What makes cricket, or for that matter any sport, exciting? Close contests between the opponents and a fan's passion and faith in his sporting heroes who for him are no less than the saviours of the universe.
But terms like fixing or throwing shake that faith and if proven, breaks that thumping heart. Everything apart, I really feel for Pakistan cricket and its fans.
These are young kids on the block who are immensely talented but find themselves unprotected. What a loss to incur!
At a point when Pakistan cricket is struggling to get its lost reputation back, players like Zulqarnain and Amir are what they need. Having played just one Test and four ODIs and exuding loads of talent, potential and promise, Zulqarnain could have become one of the structuring stones needed to rebuild the Pakistan team. Alas! That was not to be.
His decision is sad but a brave one. He refused to budge and rig the match. He instead chose to walk away, forever. He is completely right in choosing his own and family's safety over cricket. What else could he have done?

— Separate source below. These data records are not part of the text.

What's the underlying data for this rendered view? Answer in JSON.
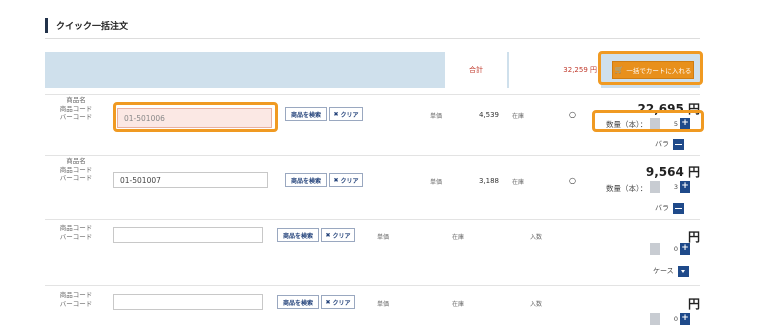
{
  "header": {
    "title": "クイック一括注文"
  },
  "summary": {
    "total_label": "合計",
    "total_value": "32,259 円",
    "add_all_to_cart": "一括でカートに入れる"
  },
  "labels": {
    "name": "商品名",
    "code": "商品コード",
    "barcode": "バーコード",
    "search": "商品を検索",
    "clear": "クリア",
    "unit_price": "単価",
    "stock": "在庫",
    "pack_qty": "入数",
    "quantity": "数量（本）：",
    "yen": "円"
  },
  "rows": [
    {
      "code": "01-501006",
      "unit_price": "4,539",
      "stock": "○",
      "price": "22,695 円",
      "qty": "5",
      "unit": "バラ"
    },
    {
      "code": "01-501007",
      "unit_price": "3,188",
      "stock": "○",
      "price": "9,564 円",
      "qty": "3",
      "unit": "バラ"
    },
    {
      "code": "",
      "price": "円",
      "qty": "0",
      "unit": "ケース"
    },
    {
      "code": "",
      "price": "円",
      "qty": "0"
    }
  ],
  "colors": {
    "accent_orange": "#e8901c",
    "navy": "#1f4a8a",
    "total_red": "#c0392b",
    "highlight": "#f09a22"
  }
}
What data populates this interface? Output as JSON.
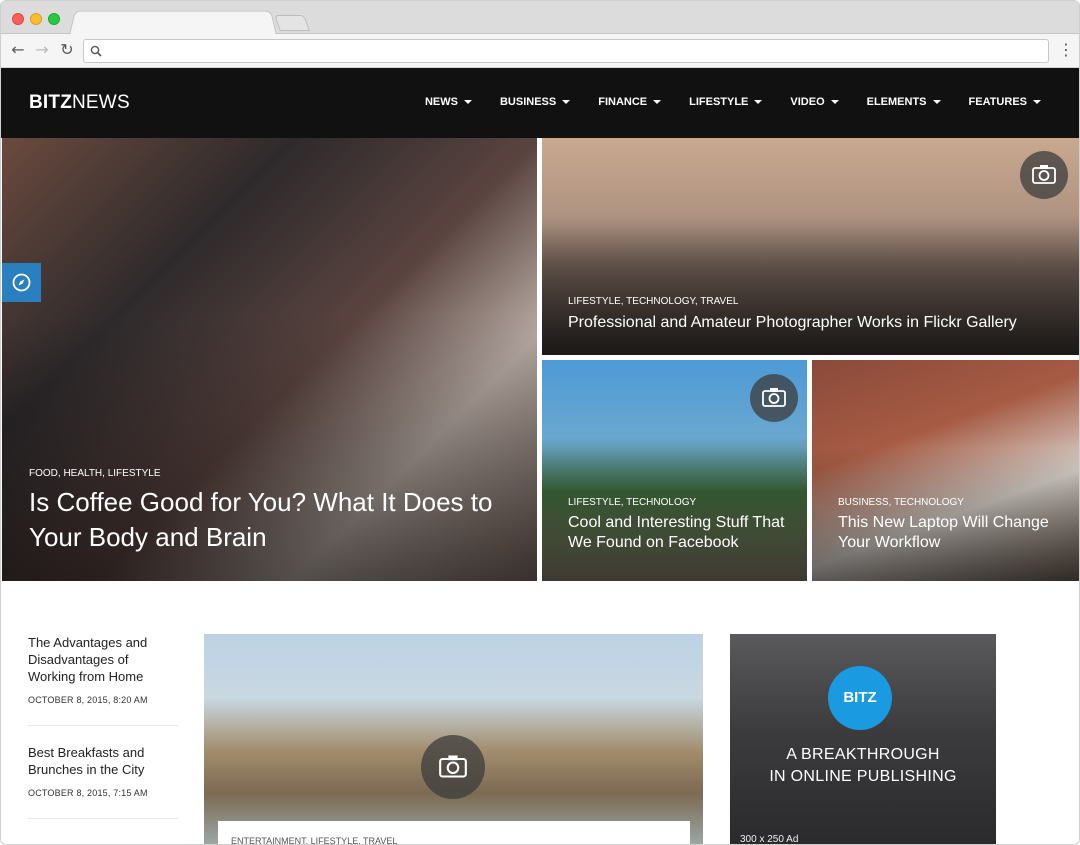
{
  "browser": {
    "nav": {
      "back": "←",
      "forward": "→",
      "reload": "↻",
      "menu": "⋮"
    },
    "icons": [
      "search-icon"
    ]
  },
  "site": {
    "logo_bold": "BITZ",
    "logo_light": "NEWS",
    "menu": [
      "NEWS",
      "BUSINESS",
      "FINANCE",
      "LIFESTYLE",
      "VIDEO",
      "ELEMENTS",
      "FEATURES"
    ]
  },
  "hero": {
    "main": {
      "cats": "FOOD, HEALTH, LIFESTYLE",
      "title": "Is Coffee Good for You? What It Does to Your Body and Brain"
    },
    "top_right": {
      "cats": "LIFESTYLE, TECHNOLOGY, TRAVEL",
      "title": "Professional and Amateur Photographer Works in Flickr Gallery"
    },
    "bottom_mid": {
      "cats": "LIFESTYLE, TECHNOLOGY",
      "title": "Cool and Interesting Stuff That We Found on Facebook"
    },
    "bottom_right": {
      "cats": "BUSINESS, TECHNOLOGY",
      "title": "This New Laptop Will Change Your Workflow"
    }
  },
  "sidebar": {
    "items": [
      {
        "title": "The Advantages and Disadvantages of Working from Home",
        "date": "OCTOBER 8, 2015, 8:20 AM"
      },
      {
        "title": "Best Breakfasts and Brunches in the City",
        "date": "OCTOBER 8, 2015, 7:15 AM"
      }
    ]
  },
  "feature": {
    "cats": "ENTERTAINMENT, LIFESTYLE, TRAVEL"
  },
  "ad": {
    "logo": "BITZ",
    "line1": "A BREAKTHROUGH",
    "line2": "IN ONLINE PUBLISHING",
    "size": "300 x 250 Ad"
  }
}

He did not tell the team management or the High Commission and many termed his decision a wrong one. His very statement that he would not like to divulge any information since his family was in Pakistan indicates that threat lingered at home. It was too big a bet to take. And let's respect that. Also who do you trust?
A couple of months back, former Pakistan coach Geoff Lawson disclosed in an interview: "what is happening might have nothing to do with money. If these allegations of fixing are proved, it could be related to extortion, threats, and the well-being of their own family members."

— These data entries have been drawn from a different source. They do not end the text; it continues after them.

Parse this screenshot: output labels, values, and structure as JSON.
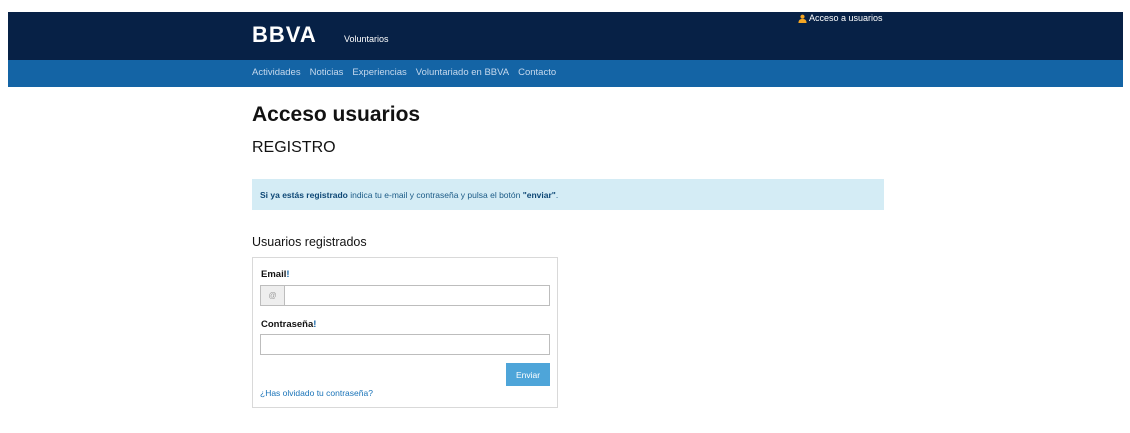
{
  "header": {
    "logo_text": "BBVA",
    "site_name": "Voluntarios",
    "user_access_label": "Acceso a usuarios",
    "user_icon": "user-icon",
    "colors": {
      "top_bar": "#072146",
      "nav_bar": "#1464a5"
    }
  },
  "nav": {
    "items": [
      {
        "label": "Actividades"
      },
      {
        "label": "Noticias"
      },
      {
        "label": "Experiencias"
      },
      {
        "label": "Voluntariado en BBVA"
      },
      {
        "label": "Contacto"
      }
    ]
  },
  "main": {
    "page_title": "Acceso usuarios",
    "section_title": "REGISTRO",
    "info": {
      "bold_lead": "Si ya estás registrado",
      "text": " indica tu e-mail y contraseña y pulsa el botón ",
      "bold_action": "\"enviar\"",
      "end": ".",
      "background": "#d4ecf5"
    },
    "group_title": "Usuarios registrados",
    "form": {
      "email_label": "Email",
      "password_label": "Contraseña",
      "required_mark": "!",
      "email_addon": "@",
      "email_placeholder": "",
      "password_placeholder": "",
      "submit_label": "Enviar",
      "forgot_label": "¿Has olvidado tu contraseña?"
    }
  }
}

He also narrated one such incident during his tenure. "A player who we had not selected for the game approached me, saying: 'I was told I would be playing tomorrow.' My response was, 'Well no, you're not, you've obviously been given the wrong information.'
"Then the skipper of the side called me late in the evening. I went to his room and he was standing there with a very sombre-looking selector. This selector said: 'We must pick (the player who had earlier approached me), I have been told that if he is not in the team tomorrow, my daughter will be kidnapped and I will not see her again'," Lawson said.
Scary but true.
How do you eradicate this menace? By just having a body that proves one innocent or guilty of corruption is not enough. The corruption in cricket goes beyond the dressing rooms.
It's high time the International Cricket Council became a no-nonsense governing body and save the game from falling in the pits of disgrace and distrust.
The responsibility rests both with the administrators and the players. It's important for the administrators to make sure no unwanted elements target the players. Since the youngsters are more vulnerable, special care must be taken. You cannot leave them in this big bad world to fend for themselves, for that is destructive for both the players and the game of cricket.
Also the players should always remember why they chose this game and the game in turn chose them at a bigger level. What was it like to take your first wicket or score that first run? Playing cricket is different from becoming an engineer. Money comes second and that's how it should be. Besides representing your country on the globe should be motivating enough to be honest to yourself, your people and the game.